Puis le maire se ratrappe. Il ne voit pas ce qui a jus­ti­fié ce “Non, Mon­sieur”, et baisse les yeux.
- Et si on allait voir…? leur dis-je.
- De toute manière, le ser­vice juridique tranchera.
- Vous par­lez de ces gens en cos­tume cra­vate qui tranchent un prob­lème sans le con­naître?
Le vieux paysan sur ma gauche remue, l’idée lui plaît.
En fin de compte j’ob­tiens de déplac­er le Con­seil. Le maire cherche une date… Il égrène son agen­da, très chargé, un agen­da de min­istre, pro­pose le lun­di… 18h30.

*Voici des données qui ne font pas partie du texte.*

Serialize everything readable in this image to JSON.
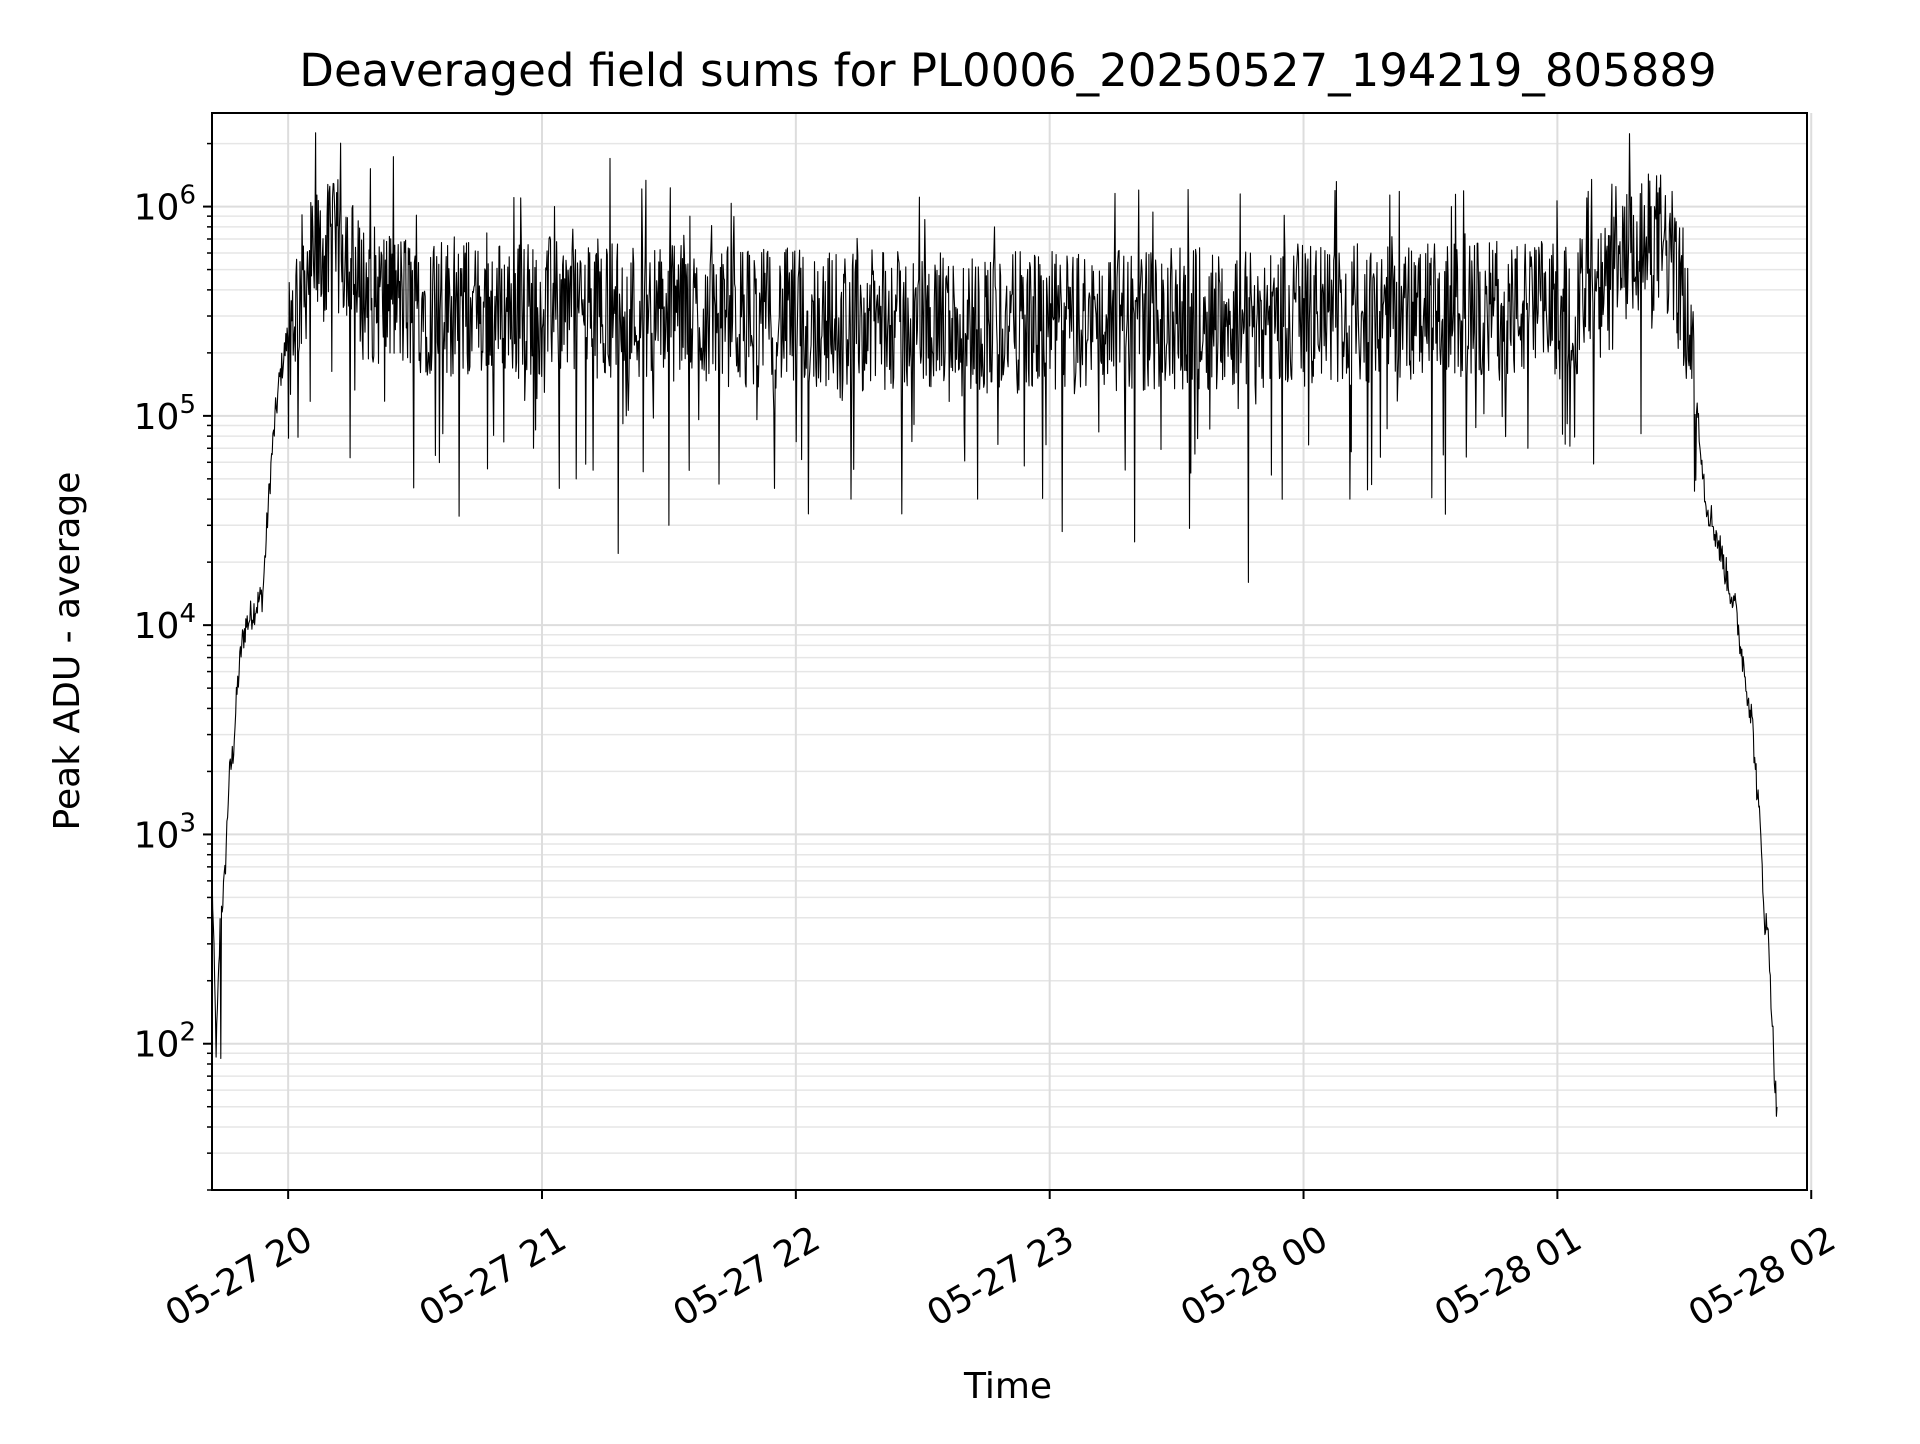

De retour dans la mai­son, je note: “glaçons” et “acheter pastis.”

Ecrire n’est pas une façon de vivre. C’est vivre d’une cer­taine façon. Le temps change de des­ti­na­tion. On existe moins pour le con­cert ami­cal et social, on creuse son abri et pro­duit des couch­es. Les bruits du monde s’éloignent, devi­en­nent plus proches, pénètrent le coeur.

Leçon d’es­pag­nol avec les enfants. Le bon­heur se lit sur leurs vis­ages à l’ap­pren­tis­sage de la con­cen­tra­tion. Ils se con­cen­trent pour plac­er dans al phrase des mots et des verbes que je viens de leur appren­dre et y parvi­en­nent. Pas de jeu péd­a­gogique. Des règles, leur appli­ca­tion, et con­stater que cela fonctionne.